I remember a time in my life when everything had a place. Neat, tidy and organized. My husband and I struggled to fill up our home, with blank spaces and unused corners abounding. Now, just eight short years later and filled with three more people we are simply living on top of each other. Piles accumulate, the living room seems to always be eschewed, and no one dares walk around barefoot less you have week old crumbs and who knows what else embedded on the soles of your feet.
At first, I remember fighting against the encroaching piles. As soon as the accumulation started I would feel my anxiety rise and quickly try to put everything back in its place. But with each subsequent child life just got messier and there never seemed a chance to get ahead, much less quickly behind what life had to throw at me. I read books, I devised new strategies, I declared us minimalists and started throwing and giving everything away that wasn’t nailed down. Each attempt lasted for a bit but I eventually had to decide, would I let the anxiety and illusion of control rule my life, or would I accept the times I’m given, and sit in this mess?
Of course, this literal mess of stuff in my home is also a metaphor for the mess that is living life. It was easier earlier in life to have all the answers to everything. I remember going off to college and meeting captivating leaders and teachers who taught be so much about life. I soaked up every book, every conversation, every talk. I filed it all away into neat little piles and drawers and boxes. Every time a question arose, oh let me just look back into my storehouse I’m accumulating and whip out the right answer, because you know I thought every answer I had was the right one. My feet were planted on solid rock and I thought I was set for life.

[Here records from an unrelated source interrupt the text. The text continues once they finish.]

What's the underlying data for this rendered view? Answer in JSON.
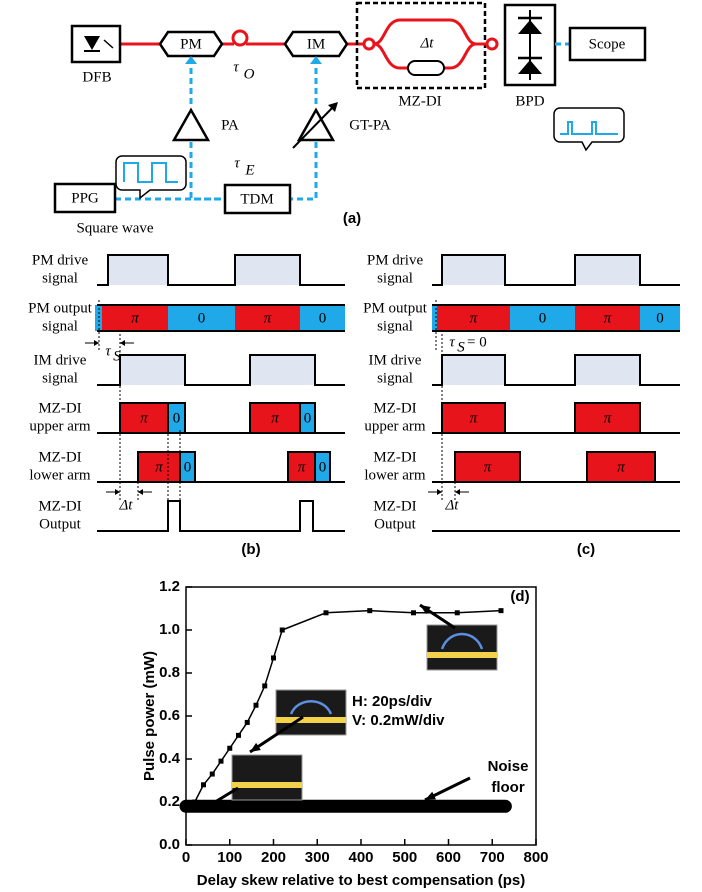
{
  "panel_a": {
    "dfb": "DFB",
    "pm": "PM",
    "tau_o": {
      "symbol": "τ",
      "sub": "O"
    },
    "im": "IM",
    "delta_t": "Δt",
    "mz_di": "MZ-DI",
    "bpd": "BPD",
    "scope": "Scope",
    "pa": "PA",
    "gt_pa": "GT-PA",
    "tau_e": {
      "symbol": "τ",
      "sub": "E"
    },
    "ppg": "PPG",
    "tdm": "TDM",
    "square_wave": "Square wave",
    "label": "(a)"
  },
  "timing": {
    "rows": [
      [
        "PM drive",
        "signal"
      ],
      [
        "PM output",
        "signal"
      ],
      [
        "IM drive",
        "signal"
      ],
      [
        "MZ-DI",
        "upper arm"
      ],
      [
        "MZ-DI",
        "lower arm"
      ],
      [
        "MZ-DI",
        "Output"
      ]
    ],
    "pi": "π",
    "zero": "0",
    "delta_t": "Δt",
    "panel_b": {
      "tau_s": {
        "symbol": "τ",
        "sub": "S"
      },
      "label": "(b)"
    },
    "panel_c": {
      "tau_s": {
        "symbol": "τ",
        "sub": "S",
        "suffix": "= 0"
      },
      "label": "(c)"
    }
  },
  "chart_data": {
    "type": "line",
    "title": "(d)",
    "y_label": "Pulse power (mW)",
    "x_label": "Delay skew relative to best compensation (ps)",
    "x": [
      20,
      40,
      60,
      80,
      100,
      120,
      140,
      160,
      180,
      200,
      220,
      320,
      420,
      520,
      620,
      720
    ],
    "series": [
      {
        "color": "#000000",
        "values": [
          0.2,
          0.28,
          0.33,
          0.39,
          0.45,
          0.51,
          0.57,
          0.65,
          0.74,
          0.87,
          1.0,
          1.08,
          1.09,
          1.08,
          1.08,
          1.09
        ]
      }
    ],
    "noise_floor": {
      "x": [
        0,
        730
      ],
      "values": [
        0.18,
        0.18
      ]
    },
    "annotations": {
      "scale_h": "H: 20ps/div",
      "scale_v": "V: 0.2mW/div",
      "noise": [
        "Noise",
        "floor"
      ]
    },
    "xlim": [
      0,
      800
    ],
    "xticks": [
      0,
      100,
      200,
      300,
      400,
      500,
      600,
      700,
      800
    ],
    "ylim": [
      0,
      1.2
    ],
    "yticks": [
      {
        "value": 0,
        "label": "0.0"
      },
      0.2,
      0.4,
      0.6,
      0.8,
      {
        "value": 1,
        "label": "1.0"
      },
      1.2
    ]
  }
}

And there’s nothing wrong with being so assured of our faith, of our knowledge or our life. It gives us the confidence to go out and do the work we’ve been given, to believe we can make a difference and we do. We impart a change in people’s lives for the greater good and we can partner with God and have him use us to build his kingdom here. But pride can happen so easily at this point too. I believed that if people would just read the right book, use the right lens to look at life and the Bible and God then they could have all the right answers too and life would be organized in a neat little bow for everyone.
But then life gets messy and suddenly the right answers don’t seem right anymore. That storehouse in my brain doesn’t have a file to explain away the mess and then what seemed so sure before becomes questions and doubts. If I can’t answer this one question, can I answer any question? Does it all sound like pat answers unable to deal with the brokenness of this world?
Ahh, the crisis of life and of faith that we don’t talk about in church. I feel that there is a deception that goes on in the modern church of today that to have true faith you must be “passionate” for Jesus and “on fire” all the time for him. When life’s mess does come around you pray it away with your soul in tune with God and flip to the all the right verses in the Bible to assure you of that smile on your face. But when I tried to find the verses to keep that smile and that fire going I found mess, real mess and read it with new eyes because I was sitting in my own mess for the first time.
Here’s what I learned as I read of the crises of faith in the Bible that I found, they didn’t all have to end there. On the outside to others, it looks like we’re losing our faith and falling away. Heck on the inside it feels like we’re losing our faith and falling apart. And for some they do. In the end, Judas hung himself and his story ended there for us. But Peter got to move through the crisis and he realized that the solid rock he thought was dying and crumbling away was still there but the answers from before took on new meaning and transformation. Jesus reinstated him giving him a stronger hope with a renewed faith and he went and built the church.
The winter seasons of our faith can feel long and unsettling. Doubt can attempt to undo all the glory and wonder of earlier stages of faith. But here’s the truth it can’t undo it, but it can transform it. God is in the business of redemption and he is big enough to handle anything and everything. Life’s messes come along to remind us that we aren’t in control and that there is more than one way to live this life. It’s not always going to fit into neat little piles. We claim to love an all-powerful God but then too easily put him in a box. I think the messes of life come to throw us out of our boxes and into the all-encompassing love of God.
I’m learning to accept the mess of my living room, and dining room, and kitchen, and every other room in my house. The mess doesn’t define me or my family. It’s just there and it’s a part of our lives. It proves that we’re alive and that we’re having fun and living one moment into the next. I’m learning to look beyond the mess into life and remember that our family is built on a foundation of love that will get through any mess life happens to throw our way.